Happy to file a GitHub, but think I’m not yet clear on exactly what issue we are highlighting and I believe issues are best when they’re exceedingly clear.

Again, appreciate your time and help. If there’s any way I can be of assistance, please do let me know.

As for the first part:

  1. Yes, but I think if Component is the root, then by deriving the schema for component, we would derive the schema for any child classes as well. InlineText would be just more complex structure underneath.
  2. Yes, I want to limit the scope of auto-derivation, to still derive the schema once, but creating schemas for any classes reachable from the root (here - Component) automatically. Since we would derive schemas for all cases classes at once, we would be able to properly re-use them on recursion and use $refs. But that wouldn’t allow you to ensure that there’s no link-link recursion, at the level of deriving schemas. Not sure if that’s a kind of property that should be guaranteed by the derivation mechanism, though.

As for the second part:

  1. The Magnolia-driven derivation has a local cache (implemented in quite a primitive way, as a thread local mutable list). If it encounteres a type that has been covered before, it creates an $ref, instead of a nested schema: tapir/core/src/main/scala-3/sttp/tapir/generic/auto/SchemaMagnoliaDerivation.scala at ba35f6bf6fe67784e1c0c8924ae377ffe16ed01d · softwaremill/tapir · GitHub
  2. The way this works now, is that every schema is derived individually. So deriving a schema for X and Y, if they are mutually recursive, will derive both of their schemas twice. That’s not necessarily a bad thing, and might work fine. The references will occur only when there’s a X->X recursion or Y->Y one. Note that when translating the schemas to OpenAPI ones, there’s an additional level of de-duplication, so that there’s only one X schema and one Y schema in the resulting spec.
  3. I’m not 100% sure why this doesn’t work yet. Some problems seem to arise from limitations of the derivation process - and the max-inlines setting, which is reached quite quickly. This comes from the fact the we are using Magnolia, which simplifies the implementation, but does add some overhead when it comes to code generation. Cutting out this middle-man might simplify things, but it’s not an easy task, which I once tried but paused/abandoned for lack of time.
  4. Pickler re-uses the schema derivation - it’s another level of abstraction, not applicable here. What pickler does is that it tries to create a common configuration for both Schema and JSON derviation. However the Schema/JSON derivation mechanisms work the same way as when without using pickler. Auto derivation uses the macro-based derivation as well, it’s just that it defines an implicit value for any type T, which tries to dervie the schema using the Magnolia macro.
  5. Aren’t they the same? given is Scala 3’s way of saying implicit lazy val in Scala 2. I think the “Scala 3 way” would be to use only given & using instead of implicit

Thank you for taking the time to answer this in detail. I want to make sure I generate anything you’ve asked for. I believe I just got my case working with your technique. So, not blocked AND still interested in helping.

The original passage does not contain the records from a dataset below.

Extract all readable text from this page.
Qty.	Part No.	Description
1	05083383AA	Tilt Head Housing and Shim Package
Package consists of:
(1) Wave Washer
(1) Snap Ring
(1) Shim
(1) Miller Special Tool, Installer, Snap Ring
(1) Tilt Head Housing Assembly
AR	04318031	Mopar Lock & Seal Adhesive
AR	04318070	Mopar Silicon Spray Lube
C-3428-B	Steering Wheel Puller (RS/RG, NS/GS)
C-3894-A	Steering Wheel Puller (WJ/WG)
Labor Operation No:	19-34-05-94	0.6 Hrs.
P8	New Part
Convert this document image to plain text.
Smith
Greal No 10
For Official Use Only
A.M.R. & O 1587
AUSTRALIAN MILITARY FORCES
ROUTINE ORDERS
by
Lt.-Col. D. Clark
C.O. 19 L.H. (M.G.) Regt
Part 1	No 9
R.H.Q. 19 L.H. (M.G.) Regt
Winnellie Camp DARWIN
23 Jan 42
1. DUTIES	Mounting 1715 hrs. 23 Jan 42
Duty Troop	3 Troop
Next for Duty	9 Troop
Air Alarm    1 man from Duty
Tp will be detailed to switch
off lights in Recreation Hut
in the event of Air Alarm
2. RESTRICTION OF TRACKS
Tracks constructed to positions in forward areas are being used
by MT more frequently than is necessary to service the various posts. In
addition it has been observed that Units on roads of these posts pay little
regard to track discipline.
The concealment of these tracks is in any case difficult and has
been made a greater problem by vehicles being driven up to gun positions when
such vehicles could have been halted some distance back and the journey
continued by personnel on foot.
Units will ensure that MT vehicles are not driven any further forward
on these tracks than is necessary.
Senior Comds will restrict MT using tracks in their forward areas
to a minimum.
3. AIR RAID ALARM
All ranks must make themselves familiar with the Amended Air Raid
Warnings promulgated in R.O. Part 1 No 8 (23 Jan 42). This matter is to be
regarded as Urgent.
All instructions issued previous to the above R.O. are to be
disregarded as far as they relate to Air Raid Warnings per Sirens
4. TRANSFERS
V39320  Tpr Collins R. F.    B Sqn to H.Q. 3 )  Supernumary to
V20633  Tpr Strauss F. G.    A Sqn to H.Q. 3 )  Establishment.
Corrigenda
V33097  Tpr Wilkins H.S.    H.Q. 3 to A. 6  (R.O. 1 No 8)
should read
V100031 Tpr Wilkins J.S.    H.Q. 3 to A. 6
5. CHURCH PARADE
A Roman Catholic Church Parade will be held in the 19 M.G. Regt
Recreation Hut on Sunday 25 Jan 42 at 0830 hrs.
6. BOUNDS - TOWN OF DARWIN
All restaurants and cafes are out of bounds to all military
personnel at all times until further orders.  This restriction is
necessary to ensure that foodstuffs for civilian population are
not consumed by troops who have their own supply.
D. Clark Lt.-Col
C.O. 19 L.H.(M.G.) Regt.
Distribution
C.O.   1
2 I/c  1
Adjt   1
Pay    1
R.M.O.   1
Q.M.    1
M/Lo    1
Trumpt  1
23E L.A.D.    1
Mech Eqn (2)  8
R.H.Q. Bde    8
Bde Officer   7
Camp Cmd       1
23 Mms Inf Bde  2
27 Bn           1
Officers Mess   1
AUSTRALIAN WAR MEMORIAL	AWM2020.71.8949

A few quick follow ups and then onto how to help. New numbering as several issues reflect multiple of your answers:

  1. If I understand correctly assigning a schema would trigger the dedup and potentially SRef insertion, thus private val foo: Schema[???] = Schema.derived, given bar: Schema[???] = foo, would mean that foo has the full schema and bar is an SRef. Is my understanding correct?
  2. RE: givens vs. implicity lazy, I am asking honestly as I have not found a clear “the difference is X” although I see given & implicit lazy val, in use. I’ve been searching and yet to find a definitive statement on the matter.

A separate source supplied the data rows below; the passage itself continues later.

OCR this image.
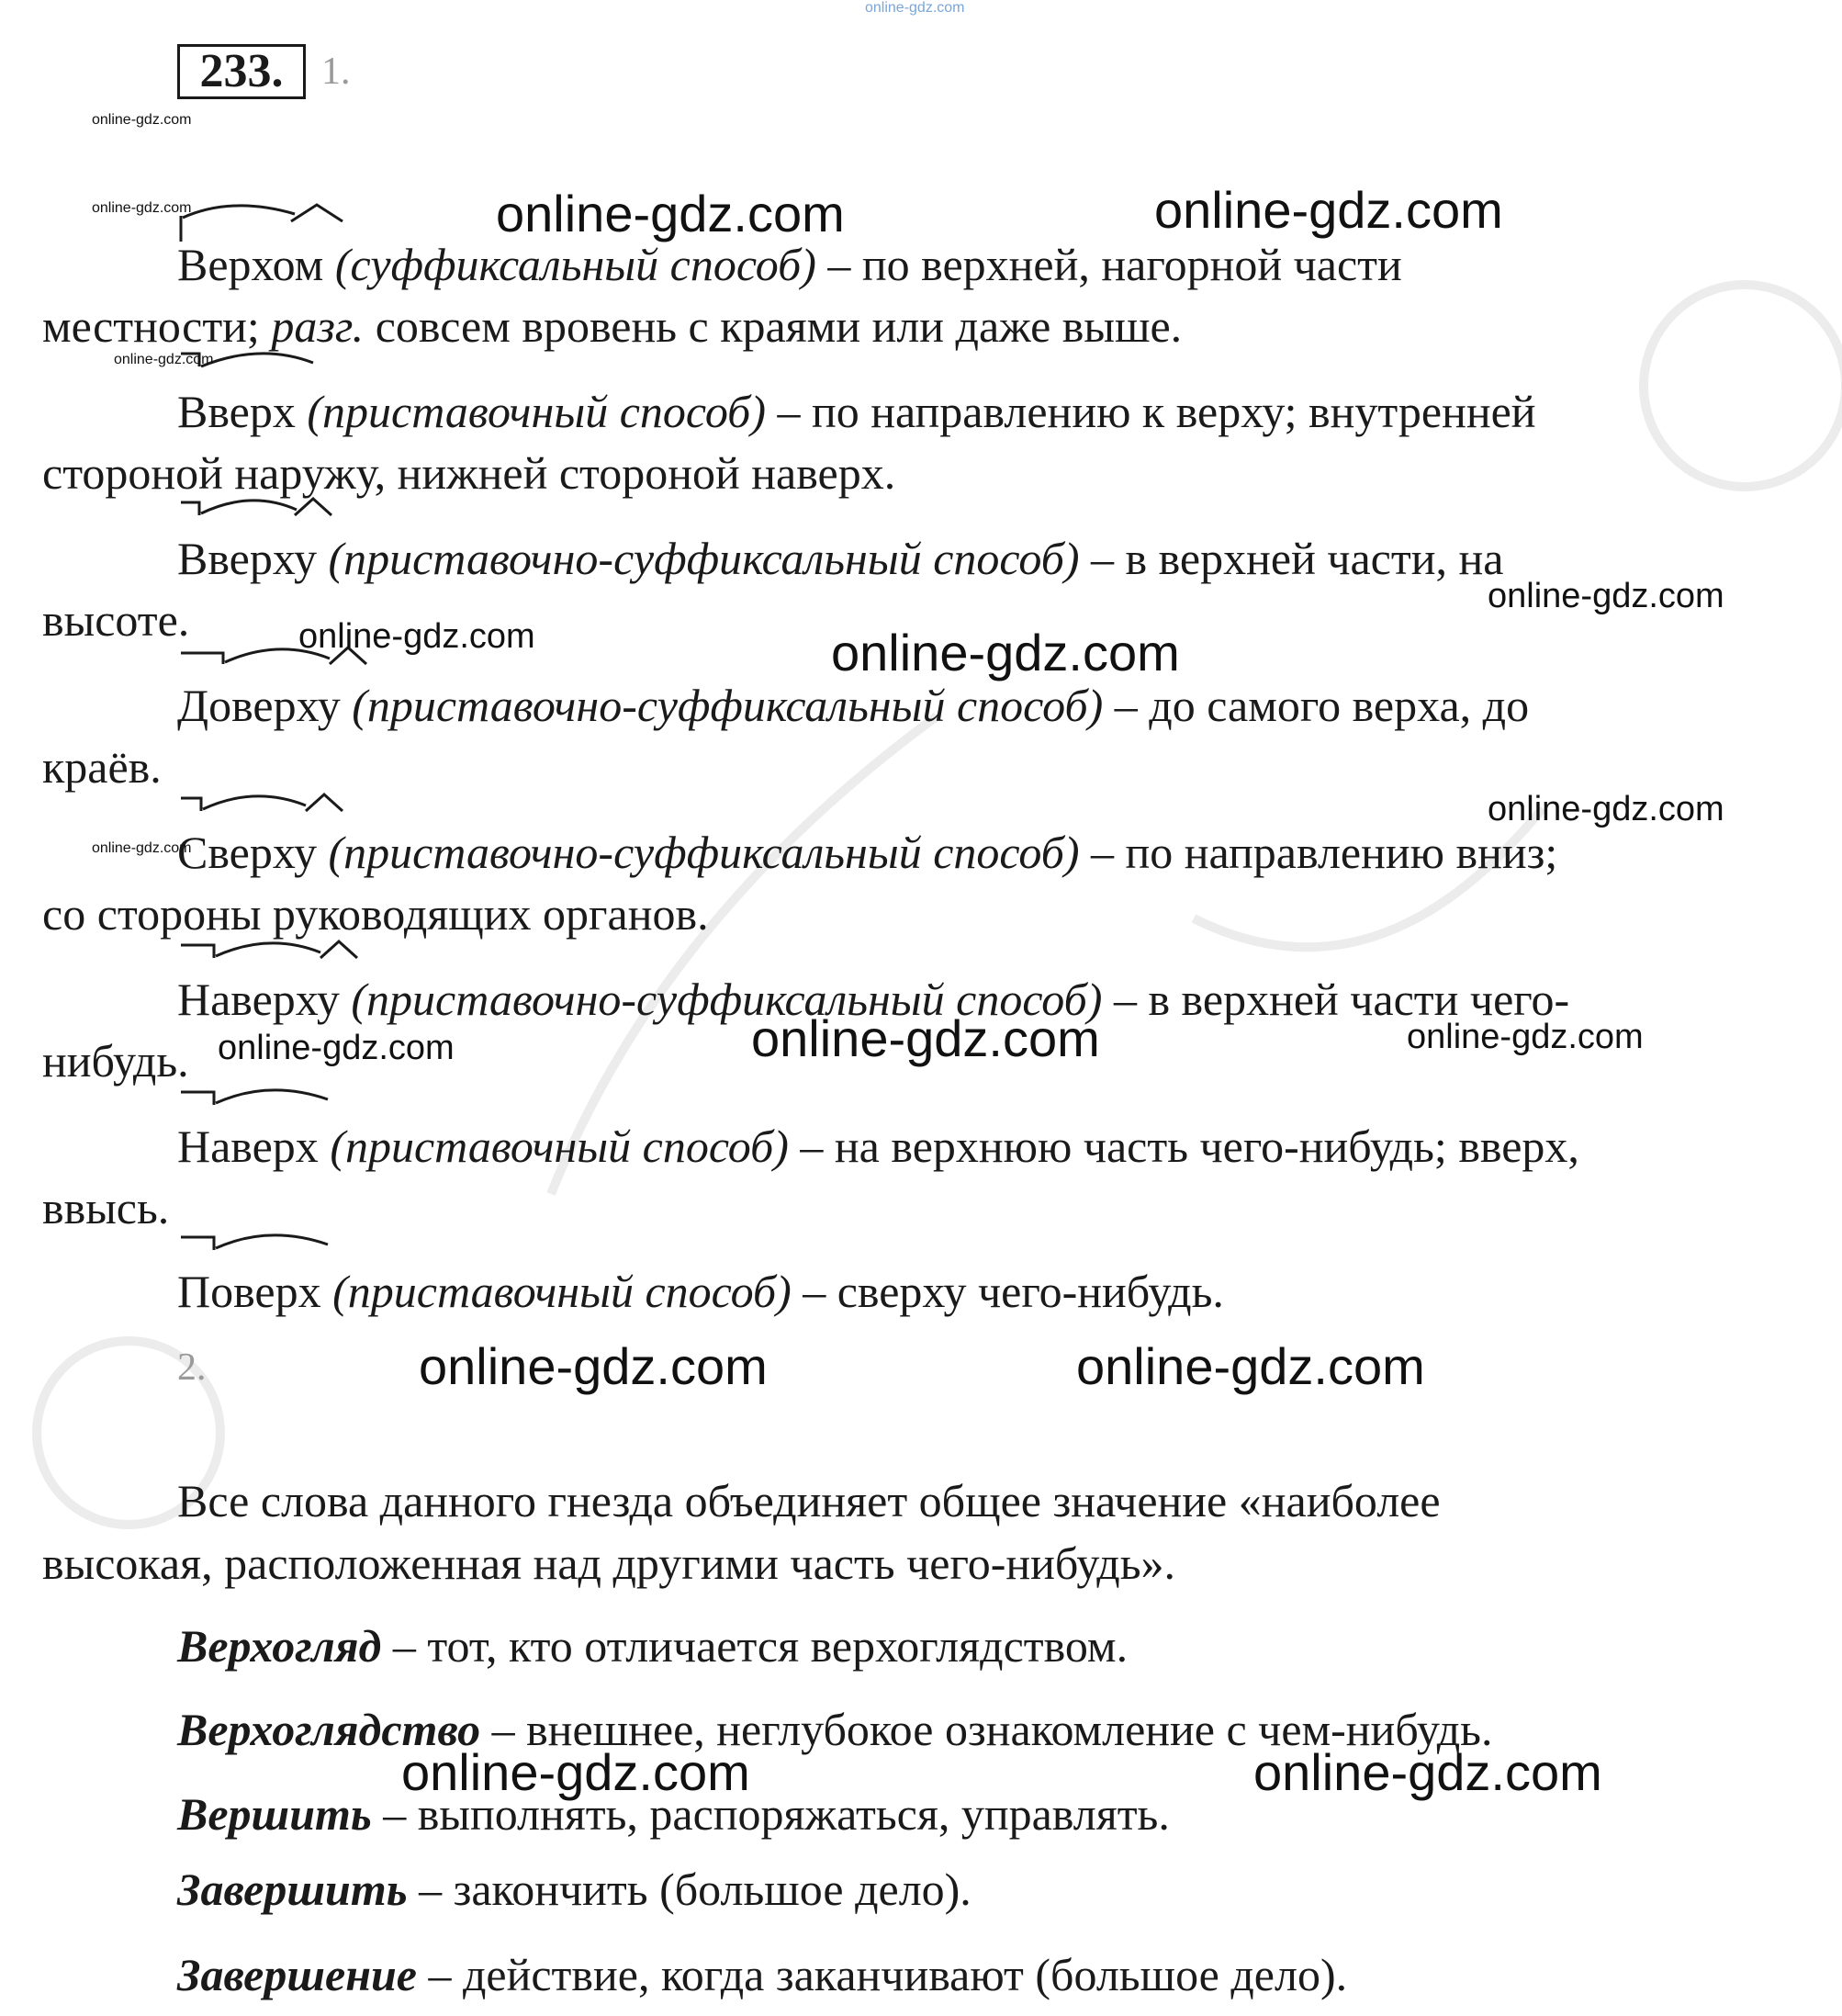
online-gdz.com
233. 1.
Верхом (суффиксальный способ) – по верхней, нагорной части
местности; разг. совсем вровень с краями или даже выше.
Вверх (приставочный способ) – по направлению к верху; внутренней
стороной наружу, нижней стороной наверх.
Вверху (приставочно-суффиксальный способ) – в верхней части, на
высоте.
Доверху (приставочно-суффиксальный способ) – до самого верха, до
краёв.
Сверху (приставочно-суффиксальный способ) – по направлению вниз;
со стороны руководящих органов.
Наверху (приставочно-суффиксальный способ) – в верхней части чего-
нибудь.
Наверх (приставочный способ) – на верхнюю часть чего-нибудь; вверх,
ввысь.
Поверх (приставочный способ) – сверху чего-нибудь.
2.
Все слова данного гнезда объединяет общее значение «наиболее
высокая, расположенная над другими часть чего-нибудь».
Верхогляд – тот, кто отличается верхоглядством.
Верхоглядство – внешнее, неглубокое ознакомление с чем-нибудь.
Вершить – выполнять, распоряжаться, управлять.
Завершить – закончить (большое дело).
Завершение – действие, когда заканчивают (большое дело).
online-gdz.com
online-gdz.com
online-gdz.com
online-gdz.com
online-gdz.com	online-gdz.com
online-gdz.com
online-gdz.com	online-gdz.com
online-gdz.com
online-gdz.com
online-gdz.com	online-gdz.com
online-gdz.com	online-gdz.com
online-gdz.com	online-gdz.com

So now… how can I help? You’ve asked me to open a Github ticket. I’ve mentioned creating a test case with Component & InlineText. It seems the latter doesn’t help you… so if I understand correctly, the simple component case which does NOT refer back to the parent is the base case you’d like? Trying to make sure I’m following.

Also happy to dig in and help out so just let me know.

Thanks again!

  1. Hm not sure I understand. Every Schema[T] is always self-contained. So there will be duplication, if you have schemas for several related types. This duplication is then resolved when generating OpenAPI docs. SRefs are only generated when there is a recursive reference within such a self-contained schema.
  2. I think there’s simply no difference between given and implicit lazy val, that is, it’s just syntactic sugar. But I might be wrong. Maybe asking here would help to resolve this problem?

I think a PR with a possibly minimal test case is a great start. It’s always something we can use to base future work. And an issue, as that’s our tasklist, and it allows others to upvote. That’s how we can discover the most problematic issues :slight_smile: